Euro verlangt neue Marketing- und Vertriebskonzepte

WKÖ-Vizepräsident Haiden auf den österreichischen Notaren- Tagen in Salzburg: Euro-Information für KMU weiterhin wichtig

PWK - "Die neue gemeinsame Europa-Währung verlangt bei den Unternehmen nicht nur eine Umstellung der EDV und des Rechnungswesens, sie erfordert zumeist auch neue Marketing- und Vertriebskonzepte", erklärte Rene Alfons Haiden, Vizepräsident der Wirtschaftskammer Österreich, bei den österreichischen Notaren-Tagen, die derzeit in Salzburg stattfinden. Die Umstellung auf den Euro ist weit mehr als ein rein technischer Prozeß. Vertriebspolitik, Mitarbeiterschulung und Kundeninformation sind wesentliche Bereiche, die von den heimischen Betrieben in ihr Gesamt-Umstellungskonzept miteinbezogen werden müssen. ****

Die Umstellung auf den Euro hat wesentlichen Einfluß auf das Image des Unternehmens und somit auch auf die Positionierung im Kreise der Mitbewerber, betonte Haiden. Aufgrund dieser für das gesamte Unternehmen entscheidenden Bedeutung der Euro-Umstellung ist das Abwägen der Chancen und Risiken auch zumeist "Chefsache" geworden. D.h. daß die Betriebsinhaber direkt in diesen Prozeß miteingebunden sind bzw. sein sollten.

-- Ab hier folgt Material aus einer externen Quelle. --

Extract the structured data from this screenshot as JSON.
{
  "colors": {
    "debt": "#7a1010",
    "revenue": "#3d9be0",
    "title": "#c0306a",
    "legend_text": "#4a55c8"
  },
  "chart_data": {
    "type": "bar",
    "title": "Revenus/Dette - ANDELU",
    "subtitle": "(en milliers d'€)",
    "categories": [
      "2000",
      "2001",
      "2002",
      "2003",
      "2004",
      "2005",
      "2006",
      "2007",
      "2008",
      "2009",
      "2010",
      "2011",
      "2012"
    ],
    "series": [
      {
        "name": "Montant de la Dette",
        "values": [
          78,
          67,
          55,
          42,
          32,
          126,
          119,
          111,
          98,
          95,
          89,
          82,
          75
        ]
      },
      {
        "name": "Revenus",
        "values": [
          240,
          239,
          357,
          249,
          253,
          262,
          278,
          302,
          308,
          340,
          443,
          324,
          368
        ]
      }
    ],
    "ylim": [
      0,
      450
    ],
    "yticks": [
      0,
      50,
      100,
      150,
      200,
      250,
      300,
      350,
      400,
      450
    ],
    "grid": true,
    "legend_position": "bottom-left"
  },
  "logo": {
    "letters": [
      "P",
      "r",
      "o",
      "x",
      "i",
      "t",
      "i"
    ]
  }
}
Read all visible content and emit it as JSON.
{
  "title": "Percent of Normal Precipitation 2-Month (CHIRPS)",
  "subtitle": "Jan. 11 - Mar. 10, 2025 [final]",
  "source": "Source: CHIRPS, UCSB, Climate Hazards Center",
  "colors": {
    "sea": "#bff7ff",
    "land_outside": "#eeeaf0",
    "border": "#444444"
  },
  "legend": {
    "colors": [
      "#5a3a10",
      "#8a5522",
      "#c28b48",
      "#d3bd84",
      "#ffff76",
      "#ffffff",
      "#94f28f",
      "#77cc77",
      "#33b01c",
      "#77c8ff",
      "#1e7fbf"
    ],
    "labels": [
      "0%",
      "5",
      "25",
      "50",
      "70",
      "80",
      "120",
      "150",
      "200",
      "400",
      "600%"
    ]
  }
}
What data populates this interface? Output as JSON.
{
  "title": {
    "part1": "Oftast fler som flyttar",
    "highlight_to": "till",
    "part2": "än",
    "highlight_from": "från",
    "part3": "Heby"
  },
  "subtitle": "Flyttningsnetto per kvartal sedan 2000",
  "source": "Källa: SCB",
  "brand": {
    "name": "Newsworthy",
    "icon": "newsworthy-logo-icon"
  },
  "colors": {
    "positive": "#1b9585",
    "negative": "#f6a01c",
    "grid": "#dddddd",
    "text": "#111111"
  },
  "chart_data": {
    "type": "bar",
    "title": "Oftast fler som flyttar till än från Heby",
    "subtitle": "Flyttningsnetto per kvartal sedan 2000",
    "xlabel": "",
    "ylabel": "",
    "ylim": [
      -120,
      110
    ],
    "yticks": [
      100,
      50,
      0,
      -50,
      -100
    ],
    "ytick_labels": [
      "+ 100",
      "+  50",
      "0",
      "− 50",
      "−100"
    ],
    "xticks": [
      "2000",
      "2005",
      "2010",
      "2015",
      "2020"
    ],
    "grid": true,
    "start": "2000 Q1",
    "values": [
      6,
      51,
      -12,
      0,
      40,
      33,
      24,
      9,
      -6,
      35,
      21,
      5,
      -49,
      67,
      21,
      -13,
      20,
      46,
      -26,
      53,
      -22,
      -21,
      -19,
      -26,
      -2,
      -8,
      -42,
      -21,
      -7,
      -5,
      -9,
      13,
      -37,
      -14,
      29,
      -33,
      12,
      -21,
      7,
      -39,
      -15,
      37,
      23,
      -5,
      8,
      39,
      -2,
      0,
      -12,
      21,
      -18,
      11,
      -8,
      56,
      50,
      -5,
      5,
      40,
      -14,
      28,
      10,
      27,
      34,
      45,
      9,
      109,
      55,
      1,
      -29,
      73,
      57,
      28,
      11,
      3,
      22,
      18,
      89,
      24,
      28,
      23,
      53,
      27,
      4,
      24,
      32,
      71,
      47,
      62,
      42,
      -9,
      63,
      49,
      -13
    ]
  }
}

Haiden wies darauf hin, daß insbesondere bei Klein- und Mittelbetrieben durch die Umstellung auch eine Analyse der von ihnen abgeschlossenen Verträge erforderlich ist. Grundsätzlich sei die Einführung des Euro kein Anlaß für Änderungen, da bei Verträgen die über den 31. Dezember 2001 hinaus gelten, als Währung sowohl der Euro als auch der Schilling vereinbart werden kann. "Es ist allerdings eine schriftliche Mitteilung über die jeweiligen Beträge, spätestens bis Ende Dezember 2001 erforderlich, wenn der Abschluß dieser Verträge vor dem 1. Jänner 1999 erfolgt ist", so Haiden.

"Eine Umfrage der Wirtschaftskammer Österreich im Vorjahr hat ergeben, daß 46 Prozent aller heimischen Betriebe vor 2002 umstellen werden. 49 Prozent werden mit 1. Jänner 2002 die Umstellung vornehmen", berichtete Haiden. Die Eurobetroffenheit sei bei Großbetrieben natürlich wesentlich größer als bei Klein- und Mittelbetrieben. Doch eine Umstellung der Großkonzerne hat auch Auswirkungen auf die Klein- und Mittelbetriebe, soweit sie als deren Zulieferer agieren. Den Euro-Informationstätigkeiten der Wirtschaftskammern in Österreich, deren Mitglieder ja zum Großteil KMU sind, kommt deshalb besondere Bedeutung zu.

"Wichtig für die Klein- und Mittelbetriebe ist eine sachlich fundierte und objektive Information zur rechten Zeit", betonte Haiden und verwies auf das Euro-Beauftragten Netz der Wirtschaftskammern von 133 Mitarbeitern österreichweit. Seit 1997 wurden von den Wirtschaftskammern rund 15.000 Handbücher, 120.000 Leitfäden, 100.000 Checklisten für Gewerbe, Handel, Dienstleistungsbereiche, Industrie und Tourismuswirtschaft, 390.000 Brancheninformationen für 51 Wirtschaftszweige, 17.000 monatliche Euro-Bulletins publiziert und rund 450 Veranstaltungen (1998) zum Euro durchgeführt.